The price cut follows a six-week trial conducted by Listen and distribution partner Lycos in February and March, in which burnable tracks were sold for 49 cents.
Listen reports that there was a "dramatic increase in sign-up rates" for Rhapsody throughout the course of the promotion. Burning activity increased by more than 300% during the period.
Listen CEO Sean Ryan says the company concluded from its 49-cent burning trial that consumers are looking to buy CDs for less than $10.
The company is also using the feature as a selling point against pay-per-download services like Apple's.
"This is an advantage of subscription services over à la carte," Ryan says.
Subscription services can charge a lower price for CD burns because their revenue streams are diversified.
These models for selling music—which have been in existence for more than a year—have come under fire in the wake of the iTunes launch.
Some music industry executives are questioning whether the slow growth of operations like MusicNet, Pressplay, and Rhapsody indicates that consumers are not willing to pay for access to music on a conditional basis.
In response, operators of such businesses are seeking ways to drum up consumer interest in their monthly-fee-based offerings.
Ryan points out that while subscriptions may not end up attracting the same mass of consumer traffic that pay-per-download services will, they will attract a more active, and perhaps more valuable, music-buying segment.
Listen reports that Rhapsody users are consuming 250 to 300 songs per month through on-demand streaming, in addition to burning select tracks.
He says the Rhapsody model is a much more compelling option for heavy music consumers because such consumption rates in an à la carte environment are cost-prohibitive.
Rhapsody distribution partners like Real Networks are expected to play up that fact in marketing the service.
"All-you-can-eat is a proven model," says Dan Sheeran, VP of marketing at RealNetworks.

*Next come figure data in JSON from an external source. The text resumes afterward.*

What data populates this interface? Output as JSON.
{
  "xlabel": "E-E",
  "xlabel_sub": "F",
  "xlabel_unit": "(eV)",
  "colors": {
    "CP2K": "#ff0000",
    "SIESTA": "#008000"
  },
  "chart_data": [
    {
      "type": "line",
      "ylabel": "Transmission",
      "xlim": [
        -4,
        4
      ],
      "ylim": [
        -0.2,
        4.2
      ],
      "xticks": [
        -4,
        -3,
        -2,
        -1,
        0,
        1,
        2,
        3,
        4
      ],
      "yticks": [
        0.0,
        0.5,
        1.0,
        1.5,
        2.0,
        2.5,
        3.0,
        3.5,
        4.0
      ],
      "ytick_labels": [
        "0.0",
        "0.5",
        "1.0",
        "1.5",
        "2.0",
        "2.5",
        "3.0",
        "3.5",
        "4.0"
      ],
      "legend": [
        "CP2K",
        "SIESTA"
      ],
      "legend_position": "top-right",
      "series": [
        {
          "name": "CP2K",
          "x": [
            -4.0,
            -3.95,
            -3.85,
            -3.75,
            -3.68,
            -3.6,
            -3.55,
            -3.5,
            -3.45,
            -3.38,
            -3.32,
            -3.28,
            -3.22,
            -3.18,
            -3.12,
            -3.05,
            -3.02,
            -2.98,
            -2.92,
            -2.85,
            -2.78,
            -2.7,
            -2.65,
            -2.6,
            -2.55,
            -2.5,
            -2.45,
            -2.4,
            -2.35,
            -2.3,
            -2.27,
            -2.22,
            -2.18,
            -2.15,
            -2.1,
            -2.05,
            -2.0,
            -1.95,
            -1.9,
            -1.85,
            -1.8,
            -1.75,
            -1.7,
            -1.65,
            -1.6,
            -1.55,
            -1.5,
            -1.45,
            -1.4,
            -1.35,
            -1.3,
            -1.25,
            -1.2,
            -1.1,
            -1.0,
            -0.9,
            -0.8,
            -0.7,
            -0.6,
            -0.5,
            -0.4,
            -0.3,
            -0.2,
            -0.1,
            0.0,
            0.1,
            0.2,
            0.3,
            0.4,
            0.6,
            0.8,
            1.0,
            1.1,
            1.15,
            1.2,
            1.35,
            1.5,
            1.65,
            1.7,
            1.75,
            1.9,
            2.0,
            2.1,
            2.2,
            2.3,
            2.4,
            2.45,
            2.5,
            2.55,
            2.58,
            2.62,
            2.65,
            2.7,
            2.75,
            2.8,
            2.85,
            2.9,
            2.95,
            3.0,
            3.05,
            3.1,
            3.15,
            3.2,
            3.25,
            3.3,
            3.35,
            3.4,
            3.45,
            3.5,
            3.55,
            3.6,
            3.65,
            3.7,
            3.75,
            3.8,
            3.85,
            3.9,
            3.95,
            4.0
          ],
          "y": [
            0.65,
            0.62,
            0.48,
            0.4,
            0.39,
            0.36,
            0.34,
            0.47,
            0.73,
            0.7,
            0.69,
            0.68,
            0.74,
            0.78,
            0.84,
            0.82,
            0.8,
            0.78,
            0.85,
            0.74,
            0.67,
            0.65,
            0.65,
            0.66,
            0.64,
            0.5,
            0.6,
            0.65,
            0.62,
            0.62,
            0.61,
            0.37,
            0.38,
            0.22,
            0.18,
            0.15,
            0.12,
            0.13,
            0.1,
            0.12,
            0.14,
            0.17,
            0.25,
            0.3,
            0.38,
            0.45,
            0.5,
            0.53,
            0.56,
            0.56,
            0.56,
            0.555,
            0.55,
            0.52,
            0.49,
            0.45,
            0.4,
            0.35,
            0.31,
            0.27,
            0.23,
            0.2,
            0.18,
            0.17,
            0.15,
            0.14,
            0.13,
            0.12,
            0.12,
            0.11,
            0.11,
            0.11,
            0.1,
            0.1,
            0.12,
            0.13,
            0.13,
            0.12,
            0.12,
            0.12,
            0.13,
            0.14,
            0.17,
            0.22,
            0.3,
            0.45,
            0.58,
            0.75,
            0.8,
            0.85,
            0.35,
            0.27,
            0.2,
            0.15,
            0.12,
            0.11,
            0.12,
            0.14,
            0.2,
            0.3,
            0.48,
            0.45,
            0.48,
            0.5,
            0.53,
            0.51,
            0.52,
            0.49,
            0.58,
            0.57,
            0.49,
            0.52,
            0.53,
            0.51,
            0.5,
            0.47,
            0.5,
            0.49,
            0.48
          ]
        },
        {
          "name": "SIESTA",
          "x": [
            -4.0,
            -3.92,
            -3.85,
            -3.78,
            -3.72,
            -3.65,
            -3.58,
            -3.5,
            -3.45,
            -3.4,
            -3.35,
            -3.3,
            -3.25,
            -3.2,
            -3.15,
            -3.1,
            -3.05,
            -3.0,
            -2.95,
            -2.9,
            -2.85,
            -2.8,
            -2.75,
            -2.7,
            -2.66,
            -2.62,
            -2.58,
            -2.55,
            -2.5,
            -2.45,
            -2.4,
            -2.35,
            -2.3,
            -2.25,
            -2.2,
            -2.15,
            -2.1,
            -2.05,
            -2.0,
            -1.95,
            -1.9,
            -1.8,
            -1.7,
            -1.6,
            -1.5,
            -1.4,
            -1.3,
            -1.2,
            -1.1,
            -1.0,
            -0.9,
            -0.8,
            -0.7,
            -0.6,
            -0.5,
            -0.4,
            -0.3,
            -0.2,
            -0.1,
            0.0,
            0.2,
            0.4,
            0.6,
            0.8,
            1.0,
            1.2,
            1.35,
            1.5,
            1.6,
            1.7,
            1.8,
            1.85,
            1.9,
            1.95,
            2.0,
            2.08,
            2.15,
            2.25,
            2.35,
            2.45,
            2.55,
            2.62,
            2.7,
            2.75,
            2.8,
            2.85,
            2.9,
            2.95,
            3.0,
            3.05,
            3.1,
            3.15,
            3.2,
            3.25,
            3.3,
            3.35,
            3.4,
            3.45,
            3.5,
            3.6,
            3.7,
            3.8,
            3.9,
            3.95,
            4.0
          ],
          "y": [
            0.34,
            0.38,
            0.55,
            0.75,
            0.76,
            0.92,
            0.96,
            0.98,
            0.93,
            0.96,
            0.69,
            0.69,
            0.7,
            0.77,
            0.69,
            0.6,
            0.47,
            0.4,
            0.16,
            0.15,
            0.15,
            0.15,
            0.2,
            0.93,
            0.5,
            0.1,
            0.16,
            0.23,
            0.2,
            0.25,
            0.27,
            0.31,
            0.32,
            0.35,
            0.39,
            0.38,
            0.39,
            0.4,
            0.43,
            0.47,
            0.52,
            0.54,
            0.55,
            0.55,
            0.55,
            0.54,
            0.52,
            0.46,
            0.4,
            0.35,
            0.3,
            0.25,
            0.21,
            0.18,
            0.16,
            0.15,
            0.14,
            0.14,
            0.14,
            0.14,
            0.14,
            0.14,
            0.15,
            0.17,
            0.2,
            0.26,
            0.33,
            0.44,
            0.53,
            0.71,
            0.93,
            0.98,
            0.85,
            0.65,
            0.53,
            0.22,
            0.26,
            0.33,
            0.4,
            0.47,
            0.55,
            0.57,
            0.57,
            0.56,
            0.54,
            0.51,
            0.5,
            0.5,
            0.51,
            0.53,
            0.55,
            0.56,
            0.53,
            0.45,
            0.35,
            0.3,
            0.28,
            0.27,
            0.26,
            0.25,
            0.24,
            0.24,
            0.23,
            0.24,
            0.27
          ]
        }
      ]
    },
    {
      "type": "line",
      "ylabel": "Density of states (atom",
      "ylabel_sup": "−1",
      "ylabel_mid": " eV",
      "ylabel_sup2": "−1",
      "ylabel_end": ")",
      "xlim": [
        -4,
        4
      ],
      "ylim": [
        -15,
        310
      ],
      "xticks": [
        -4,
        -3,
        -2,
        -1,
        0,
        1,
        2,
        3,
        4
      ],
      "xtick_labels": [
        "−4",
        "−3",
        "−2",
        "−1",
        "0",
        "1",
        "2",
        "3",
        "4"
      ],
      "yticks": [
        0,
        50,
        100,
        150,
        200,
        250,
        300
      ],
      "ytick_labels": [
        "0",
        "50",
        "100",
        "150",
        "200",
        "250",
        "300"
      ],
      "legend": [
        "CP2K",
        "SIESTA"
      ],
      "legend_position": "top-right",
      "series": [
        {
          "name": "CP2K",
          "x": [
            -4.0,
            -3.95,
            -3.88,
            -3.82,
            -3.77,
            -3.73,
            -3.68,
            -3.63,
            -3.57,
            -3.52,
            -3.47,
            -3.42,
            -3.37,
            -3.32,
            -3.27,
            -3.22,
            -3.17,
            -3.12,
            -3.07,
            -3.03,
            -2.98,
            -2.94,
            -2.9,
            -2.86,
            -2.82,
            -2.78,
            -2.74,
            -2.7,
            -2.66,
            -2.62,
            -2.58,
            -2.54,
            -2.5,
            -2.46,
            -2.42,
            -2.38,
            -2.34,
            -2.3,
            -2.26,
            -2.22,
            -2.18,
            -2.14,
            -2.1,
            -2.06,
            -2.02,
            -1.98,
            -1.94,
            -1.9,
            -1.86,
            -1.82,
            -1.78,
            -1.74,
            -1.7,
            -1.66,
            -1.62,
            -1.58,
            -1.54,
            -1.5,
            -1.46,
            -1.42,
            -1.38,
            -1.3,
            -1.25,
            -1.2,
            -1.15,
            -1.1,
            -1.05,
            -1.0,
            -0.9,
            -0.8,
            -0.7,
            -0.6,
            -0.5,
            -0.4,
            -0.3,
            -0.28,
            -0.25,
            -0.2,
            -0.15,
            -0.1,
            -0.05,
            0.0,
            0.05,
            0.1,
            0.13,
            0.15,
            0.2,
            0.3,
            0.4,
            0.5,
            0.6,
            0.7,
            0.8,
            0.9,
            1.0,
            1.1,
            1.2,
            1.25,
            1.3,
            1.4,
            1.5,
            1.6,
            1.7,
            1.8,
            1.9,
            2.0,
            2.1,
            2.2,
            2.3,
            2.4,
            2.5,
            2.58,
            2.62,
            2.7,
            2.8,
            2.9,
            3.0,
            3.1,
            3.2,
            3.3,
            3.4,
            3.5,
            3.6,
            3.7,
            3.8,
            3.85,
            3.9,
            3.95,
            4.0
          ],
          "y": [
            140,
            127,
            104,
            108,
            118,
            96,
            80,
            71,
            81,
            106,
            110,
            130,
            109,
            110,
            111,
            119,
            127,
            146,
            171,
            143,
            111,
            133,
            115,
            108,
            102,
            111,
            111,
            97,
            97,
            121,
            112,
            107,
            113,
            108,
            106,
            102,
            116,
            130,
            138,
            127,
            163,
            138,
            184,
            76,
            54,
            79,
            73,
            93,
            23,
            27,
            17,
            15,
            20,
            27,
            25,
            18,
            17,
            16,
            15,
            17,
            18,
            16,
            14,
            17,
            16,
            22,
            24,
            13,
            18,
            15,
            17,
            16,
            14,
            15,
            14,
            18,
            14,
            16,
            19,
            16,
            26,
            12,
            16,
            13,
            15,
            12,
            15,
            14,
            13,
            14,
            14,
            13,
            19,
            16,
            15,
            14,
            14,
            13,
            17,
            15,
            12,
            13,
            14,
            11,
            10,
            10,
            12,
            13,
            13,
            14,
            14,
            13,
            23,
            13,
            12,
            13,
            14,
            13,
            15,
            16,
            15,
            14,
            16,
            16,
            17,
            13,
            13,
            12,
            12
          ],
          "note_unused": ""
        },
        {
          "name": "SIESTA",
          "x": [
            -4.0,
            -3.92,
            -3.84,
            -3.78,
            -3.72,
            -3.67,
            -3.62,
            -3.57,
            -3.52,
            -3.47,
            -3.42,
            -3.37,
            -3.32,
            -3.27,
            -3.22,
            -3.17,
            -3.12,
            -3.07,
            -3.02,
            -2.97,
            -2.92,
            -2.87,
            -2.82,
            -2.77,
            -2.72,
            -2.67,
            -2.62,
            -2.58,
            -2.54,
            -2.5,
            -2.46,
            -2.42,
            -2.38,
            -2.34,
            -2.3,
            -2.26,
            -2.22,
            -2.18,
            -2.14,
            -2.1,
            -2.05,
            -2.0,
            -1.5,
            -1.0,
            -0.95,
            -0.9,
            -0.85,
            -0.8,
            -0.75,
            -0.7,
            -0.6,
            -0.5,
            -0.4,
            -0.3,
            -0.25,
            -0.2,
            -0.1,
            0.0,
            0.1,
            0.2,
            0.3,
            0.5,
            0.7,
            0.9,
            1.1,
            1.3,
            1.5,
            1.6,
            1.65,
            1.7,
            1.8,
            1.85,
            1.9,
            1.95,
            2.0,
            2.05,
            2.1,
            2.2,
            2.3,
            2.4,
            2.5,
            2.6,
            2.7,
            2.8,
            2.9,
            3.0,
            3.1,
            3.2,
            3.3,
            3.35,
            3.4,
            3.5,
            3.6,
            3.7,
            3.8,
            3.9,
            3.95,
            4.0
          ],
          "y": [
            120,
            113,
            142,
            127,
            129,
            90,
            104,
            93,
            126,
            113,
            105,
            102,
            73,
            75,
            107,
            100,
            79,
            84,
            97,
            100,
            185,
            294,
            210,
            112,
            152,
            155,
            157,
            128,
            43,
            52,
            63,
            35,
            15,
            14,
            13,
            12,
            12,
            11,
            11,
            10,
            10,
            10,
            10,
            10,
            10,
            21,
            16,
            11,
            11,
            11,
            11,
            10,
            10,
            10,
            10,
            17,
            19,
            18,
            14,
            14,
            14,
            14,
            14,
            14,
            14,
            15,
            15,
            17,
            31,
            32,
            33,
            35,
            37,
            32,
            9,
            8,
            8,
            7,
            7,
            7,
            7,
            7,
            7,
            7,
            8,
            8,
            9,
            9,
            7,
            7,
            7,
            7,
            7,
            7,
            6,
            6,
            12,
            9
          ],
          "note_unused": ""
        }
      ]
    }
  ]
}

RealNetworks—which has an agreement in place to acquire listen.com—added Rhapsody to its RealOne suite of content services May 28. RealNetworks has also stopped offering the MusicNet subscription service.
Listen and other companies are still looking to get into the à la carte download business as well.
Subscription services, along with a host of leading media and technology brands, are planning to slug it out with Apple in the à la carte download business when a Windows-compatible version of iTunes hits the market, possibly later this year.
But just how competitive the pricing environment is remains to be seen.
Ryan says that a 79-cent price point would not necessarily work with an iTunes-style business model.
Ryan says Listen is considering launching a pay-per-download service. But he cautions that in a business model where no subscription is required before buying downloads, the cost per track will likely be more expensive.
Digital-music executives predict that download pricing, instead of being a fixed cost, will ultimately be based on the nature of the track, whether it is a hit, and how long it has been in the market.
And it will all be determined by whether the track is being sold through a subscription service.
Ryan says, "This is not a one-size-fits-all market."